“I wanted to communicate what I had seen, so that others could see it, too.” – Laurie Lee
Born on this date in 1914, Laurence "Laurie" Lee was an English poet, novelist and screenwriter, and while he was best known for his novels and screenplays, he loved poetry best. While several of his poems written in the early 1940s reflect the atmosphere of World War II, he also wrote many that captured the beauty of the English countryside.
Lee wrote beautiful poems and stories for every season. Here for Saturday’s Poem is the one he chose to grace his own tombstone.

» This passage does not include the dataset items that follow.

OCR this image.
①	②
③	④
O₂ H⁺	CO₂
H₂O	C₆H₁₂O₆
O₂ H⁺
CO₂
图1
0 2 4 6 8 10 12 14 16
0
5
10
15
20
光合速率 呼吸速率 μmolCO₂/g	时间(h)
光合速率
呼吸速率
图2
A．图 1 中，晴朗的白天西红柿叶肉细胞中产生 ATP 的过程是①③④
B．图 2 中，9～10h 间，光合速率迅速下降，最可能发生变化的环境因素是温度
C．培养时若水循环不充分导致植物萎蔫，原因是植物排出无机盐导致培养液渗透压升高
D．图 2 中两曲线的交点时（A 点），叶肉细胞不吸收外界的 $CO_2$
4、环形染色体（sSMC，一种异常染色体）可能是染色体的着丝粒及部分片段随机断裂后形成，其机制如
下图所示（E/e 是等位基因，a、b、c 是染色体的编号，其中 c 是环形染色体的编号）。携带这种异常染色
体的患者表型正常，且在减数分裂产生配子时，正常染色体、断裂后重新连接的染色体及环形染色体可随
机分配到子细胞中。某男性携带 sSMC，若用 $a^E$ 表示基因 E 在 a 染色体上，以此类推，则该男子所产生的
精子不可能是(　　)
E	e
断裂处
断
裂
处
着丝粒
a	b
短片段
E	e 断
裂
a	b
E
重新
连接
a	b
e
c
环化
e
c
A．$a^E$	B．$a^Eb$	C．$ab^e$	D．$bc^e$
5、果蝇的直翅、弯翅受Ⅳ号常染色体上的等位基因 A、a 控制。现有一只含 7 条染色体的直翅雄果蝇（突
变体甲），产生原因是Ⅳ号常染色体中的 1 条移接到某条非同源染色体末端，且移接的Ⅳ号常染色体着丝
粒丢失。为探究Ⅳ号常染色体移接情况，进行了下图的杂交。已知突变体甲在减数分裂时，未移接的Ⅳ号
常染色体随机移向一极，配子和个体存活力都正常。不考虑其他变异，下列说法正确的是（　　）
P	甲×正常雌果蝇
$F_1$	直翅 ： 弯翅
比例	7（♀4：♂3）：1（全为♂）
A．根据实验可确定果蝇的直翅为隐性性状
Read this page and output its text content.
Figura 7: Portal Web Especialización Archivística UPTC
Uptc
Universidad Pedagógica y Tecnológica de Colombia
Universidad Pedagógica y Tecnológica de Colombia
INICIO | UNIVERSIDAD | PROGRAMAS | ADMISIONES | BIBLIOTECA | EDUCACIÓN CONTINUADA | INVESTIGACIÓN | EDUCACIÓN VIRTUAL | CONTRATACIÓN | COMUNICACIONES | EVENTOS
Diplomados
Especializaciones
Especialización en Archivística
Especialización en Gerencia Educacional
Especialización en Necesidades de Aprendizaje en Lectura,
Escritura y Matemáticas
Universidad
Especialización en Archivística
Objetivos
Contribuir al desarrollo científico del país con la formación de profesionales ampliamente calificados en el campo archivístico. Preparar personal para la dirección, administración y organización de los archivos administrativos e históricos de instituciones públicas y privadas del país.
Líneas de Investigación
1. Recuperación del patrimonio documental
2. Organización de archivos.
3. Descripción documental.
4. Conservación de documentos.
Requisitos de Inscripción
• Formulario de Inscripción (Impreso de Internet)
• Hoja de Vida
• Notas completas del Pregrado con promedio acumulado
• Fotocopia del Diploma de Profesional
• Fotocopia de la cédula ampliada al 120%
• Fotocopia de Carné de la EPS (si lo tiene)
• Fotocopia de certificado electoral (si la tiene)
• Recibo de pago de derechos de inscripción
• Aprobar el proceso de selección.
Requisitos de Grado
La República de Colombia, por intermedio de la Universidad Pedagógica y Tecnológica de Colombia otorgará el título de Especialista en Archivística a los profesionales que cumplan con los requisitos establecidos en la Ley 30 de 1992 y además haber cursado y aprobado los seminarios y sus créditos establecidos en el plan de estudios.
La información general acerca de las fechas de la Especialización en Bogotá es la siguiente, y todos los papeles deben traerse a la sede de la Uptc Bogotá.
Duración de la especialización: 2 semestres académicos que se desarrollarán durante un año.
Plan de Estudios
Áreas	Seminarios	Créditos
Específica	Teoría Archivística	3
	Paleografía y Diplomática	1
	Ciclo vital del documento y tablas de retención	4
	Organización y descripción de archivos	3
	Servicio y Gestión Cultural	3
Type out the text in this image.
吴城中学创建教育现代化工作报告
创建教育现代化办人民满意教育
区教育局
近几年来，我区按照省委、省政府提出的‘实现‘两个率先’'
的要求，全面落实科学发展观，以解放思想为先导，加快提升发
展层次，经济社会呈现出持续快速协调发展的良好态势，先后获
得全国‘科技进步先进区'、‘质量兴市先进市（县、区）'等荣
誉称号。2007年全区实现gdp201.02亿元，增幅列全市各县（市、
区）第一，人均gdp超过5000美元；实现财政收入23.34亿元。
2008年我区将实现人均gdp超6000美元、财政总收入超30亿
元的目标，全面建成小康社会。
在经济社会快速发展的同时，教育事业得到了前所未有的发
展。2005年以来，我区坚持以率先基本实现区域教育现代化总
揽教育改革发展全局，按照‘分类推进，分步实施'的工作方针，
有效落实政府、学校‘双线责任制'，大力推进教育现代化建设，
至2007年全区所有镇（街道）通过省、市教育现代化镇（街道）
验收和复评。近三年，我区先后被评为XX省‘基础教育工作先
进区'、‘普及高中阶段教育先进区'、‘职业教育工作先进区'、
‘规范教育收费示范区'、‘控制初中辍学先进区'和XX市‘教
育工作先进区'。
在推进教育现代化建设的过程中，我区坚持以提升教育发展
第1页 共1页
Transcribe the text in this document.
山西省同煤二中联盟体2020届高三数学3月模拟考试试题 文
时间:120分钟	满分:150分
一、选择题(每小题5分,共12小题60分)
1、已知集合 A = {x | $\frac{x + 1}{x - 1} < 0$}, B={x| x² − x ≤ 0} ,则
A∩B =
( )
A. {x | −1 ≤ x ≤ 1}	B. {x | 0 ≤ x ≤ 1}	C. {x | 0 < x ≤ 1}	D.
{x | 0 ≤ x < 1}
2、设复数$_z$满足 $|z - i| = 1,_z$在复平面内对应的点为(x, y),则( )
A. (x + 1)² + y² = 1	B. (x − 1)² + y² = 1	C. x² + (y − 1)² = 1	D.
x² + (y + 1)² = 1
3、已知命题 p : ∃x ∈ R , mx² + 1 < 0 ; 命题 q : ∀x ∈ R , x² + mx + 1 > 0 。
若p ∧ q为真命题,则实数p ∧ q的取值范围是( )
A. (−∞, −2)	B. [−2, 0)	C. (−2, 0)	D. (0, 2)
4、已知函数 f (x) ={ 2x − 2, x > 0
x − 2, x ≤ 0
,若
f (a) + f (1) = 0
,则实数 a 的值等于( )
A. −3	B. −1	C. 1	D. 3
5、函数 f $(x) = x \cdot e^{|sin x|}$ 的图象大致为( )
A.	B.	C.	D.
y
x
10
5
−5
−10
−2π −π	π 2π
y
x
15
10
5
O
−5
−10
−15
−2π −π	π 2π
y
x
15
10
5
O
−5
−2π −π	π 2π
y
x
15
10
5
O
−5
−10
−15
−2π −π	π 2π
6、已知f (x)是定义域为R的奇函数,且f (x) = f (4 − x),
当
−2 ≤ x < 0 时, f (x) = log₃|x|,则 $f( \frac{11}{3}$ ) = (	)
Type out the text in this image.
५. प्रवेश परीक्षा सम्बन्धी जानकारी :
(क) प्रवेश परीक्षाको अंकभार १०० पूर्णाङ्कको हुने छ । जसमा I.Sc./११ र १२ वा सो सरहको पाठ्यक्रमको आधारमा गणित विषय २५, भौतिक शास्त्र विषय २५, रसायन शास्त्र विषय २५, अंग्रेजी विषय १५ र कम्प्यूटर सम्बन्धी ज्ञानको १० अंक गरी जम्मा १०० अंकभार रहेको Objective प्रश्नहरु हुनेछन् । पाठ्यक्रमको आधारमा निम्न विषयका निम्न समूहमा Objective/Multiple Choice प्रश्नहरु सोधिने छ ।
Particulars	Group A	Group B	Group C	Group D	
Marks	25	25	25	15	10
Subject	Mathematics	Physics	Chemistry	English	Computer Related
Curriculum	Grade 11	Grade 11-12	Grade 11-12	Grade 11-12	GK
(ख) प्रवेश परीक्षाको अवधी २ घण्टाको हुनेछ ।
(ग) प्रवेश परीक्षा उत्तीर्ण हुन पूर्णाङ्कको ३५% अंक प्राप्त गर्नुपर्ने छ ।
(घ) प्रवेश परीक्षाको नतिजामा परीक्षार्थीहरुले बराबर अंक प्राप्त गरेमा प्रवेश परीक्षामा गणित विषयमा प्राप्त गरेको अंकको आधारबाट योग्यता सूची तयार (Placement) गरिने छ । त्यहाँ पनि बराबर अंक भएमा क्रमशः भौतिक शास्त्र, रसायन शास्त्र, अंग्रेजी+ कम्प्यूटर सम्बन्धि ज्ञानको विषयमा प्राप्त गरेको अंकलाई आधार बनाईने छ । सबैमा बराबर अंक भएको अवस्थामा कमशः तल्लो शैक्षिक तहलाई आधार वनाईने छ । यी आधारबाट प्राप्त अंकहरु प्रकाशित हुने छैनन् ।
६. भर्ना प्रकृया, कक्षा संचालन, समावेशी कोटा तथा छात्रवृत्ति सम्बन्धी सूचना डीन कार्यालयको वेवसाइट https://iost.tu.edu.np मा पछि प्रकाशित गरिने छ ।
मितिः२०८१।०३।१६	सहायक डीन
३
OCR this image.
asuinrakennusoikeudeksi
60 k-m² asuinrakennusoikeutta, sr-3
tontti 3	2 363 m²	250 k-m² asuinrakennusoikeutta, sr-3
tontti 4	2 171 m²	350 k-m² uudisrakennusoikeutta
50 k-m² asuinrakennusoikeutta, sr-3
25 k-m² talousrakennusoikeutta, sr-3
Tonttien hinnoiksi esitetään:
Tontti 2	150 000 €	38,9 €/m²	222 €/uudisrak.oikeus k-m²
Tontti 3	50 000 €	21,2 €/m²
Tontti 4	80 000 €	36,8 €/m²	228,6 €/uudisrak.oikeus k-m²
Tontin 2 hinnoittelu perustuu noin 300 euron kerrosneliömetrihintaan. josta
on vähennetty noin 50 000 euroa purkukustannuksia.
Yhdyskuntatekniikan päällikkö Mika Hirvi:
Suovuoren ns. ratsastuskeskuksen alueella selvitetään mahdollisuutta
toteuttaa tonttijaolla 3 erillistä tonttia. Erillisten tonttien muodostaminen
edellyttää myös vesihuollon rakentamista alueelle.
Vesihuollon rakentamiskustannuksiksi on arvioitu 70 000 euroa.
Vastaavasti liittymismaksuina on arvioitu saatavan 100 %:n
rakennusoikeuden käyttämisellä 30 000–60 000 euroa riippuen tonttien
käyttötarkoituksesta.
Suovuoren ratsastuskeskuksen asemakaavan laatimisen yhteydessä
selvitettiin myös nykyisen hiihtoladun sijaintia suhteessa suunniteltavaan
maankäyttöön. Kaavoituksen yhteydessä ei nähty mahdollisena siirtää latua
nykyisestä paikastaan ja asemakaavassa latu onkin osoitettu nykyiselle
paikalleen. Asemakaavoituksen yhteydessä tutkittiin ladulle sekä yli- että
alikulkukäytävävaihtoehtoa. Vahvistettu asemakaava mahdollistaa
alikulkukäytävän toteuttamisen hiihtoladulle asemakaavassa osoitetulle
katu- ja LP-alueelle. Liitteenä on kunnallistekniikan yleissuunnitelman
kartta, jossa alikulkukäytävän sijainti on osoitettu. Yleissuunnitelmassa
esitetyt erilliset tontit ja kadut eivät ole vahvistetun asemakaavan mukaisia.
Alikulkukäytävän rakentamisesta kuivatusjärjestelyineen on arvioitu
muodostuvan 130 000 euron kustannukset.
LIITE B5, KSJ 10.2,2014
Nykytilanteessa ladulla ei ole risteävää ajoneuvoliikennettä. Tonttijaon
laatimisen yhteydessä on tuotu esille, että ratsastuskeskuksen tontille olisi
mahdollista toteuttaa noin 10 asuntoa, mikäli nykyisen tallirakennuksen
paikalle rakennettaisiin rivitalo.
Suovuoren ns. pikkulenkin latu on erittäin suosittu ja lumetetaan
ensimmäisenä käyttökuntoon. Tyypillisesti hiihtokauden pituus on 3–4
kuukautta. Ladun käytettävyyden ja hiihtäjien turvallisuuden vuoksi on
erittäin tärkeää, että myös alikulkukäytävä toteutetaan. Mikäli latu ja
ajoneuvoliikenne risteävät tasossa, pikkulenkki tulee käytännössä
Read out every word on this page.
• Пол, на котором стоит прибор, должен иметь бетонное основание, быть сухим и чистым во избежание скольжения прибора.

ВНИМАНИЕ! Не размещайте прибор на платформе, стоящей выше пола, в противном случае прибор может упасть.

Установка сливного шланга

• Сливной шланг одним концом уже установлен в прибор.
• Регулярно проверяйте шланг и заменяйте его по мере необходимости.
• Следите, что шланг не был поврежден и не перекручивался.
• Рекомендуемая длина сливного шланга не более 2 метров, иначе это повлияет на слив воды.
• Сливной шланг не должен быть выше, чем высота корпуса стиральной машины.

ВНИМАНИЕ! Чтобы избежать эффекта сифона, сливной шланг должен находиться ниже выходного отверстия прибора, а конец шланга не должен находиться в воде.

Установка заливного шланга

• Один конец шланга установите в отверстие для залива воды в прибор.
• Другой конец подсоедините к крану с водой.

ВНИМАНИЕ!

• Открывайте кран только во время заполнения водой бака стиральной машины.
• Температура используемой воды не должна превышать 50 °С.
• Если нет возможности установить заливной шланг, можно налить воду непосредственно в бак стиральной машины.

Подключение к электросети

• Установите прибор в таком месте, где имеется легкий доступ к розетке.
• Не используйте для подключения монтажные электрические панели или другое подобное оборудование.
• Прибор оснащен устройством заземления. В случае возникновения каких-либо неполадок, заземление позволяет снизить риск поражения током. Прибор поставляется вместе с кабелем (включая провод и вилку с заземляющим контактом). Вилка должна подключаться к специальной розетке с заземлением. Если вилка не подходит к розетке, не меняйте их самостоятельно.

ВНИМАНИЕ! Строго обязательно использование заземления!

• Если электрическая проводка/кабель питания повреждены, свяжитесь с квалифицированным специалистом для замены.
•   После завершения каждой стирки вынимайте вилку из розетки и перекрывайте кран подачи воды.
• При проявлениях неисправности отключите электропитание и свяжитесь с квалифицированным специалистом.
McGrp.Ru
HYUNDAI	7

If ever I saw blessing in the air
I see it now in this still early day
Where lemon-green the vaporous morning drips
Wet sunlight on the powder of my eye.
Blown bubble-film of blue, the sky wraps round
Weeds of warm light whose every root and rod
Splutters with soapy green, and all the world
Sweats with the bead of summer in its bud.
If ever I heard blessing it is there
Where birds in trees that shoals and shadows are
Splash with their hidden wings and drops of sound
Break on my ears their crests of throbbing air.
Pure in the haze the emerald sun dilates,
The lips of sparrows milk the mossy stones,
While white as water by the lake a girl
Swims her green hand among the gathered swans.
Now, as the almond burns its smoking wick,
Dropping small flames to light the candled grass;
Now, as my low blood scales its second chance,
If ever world were blessed, now it is.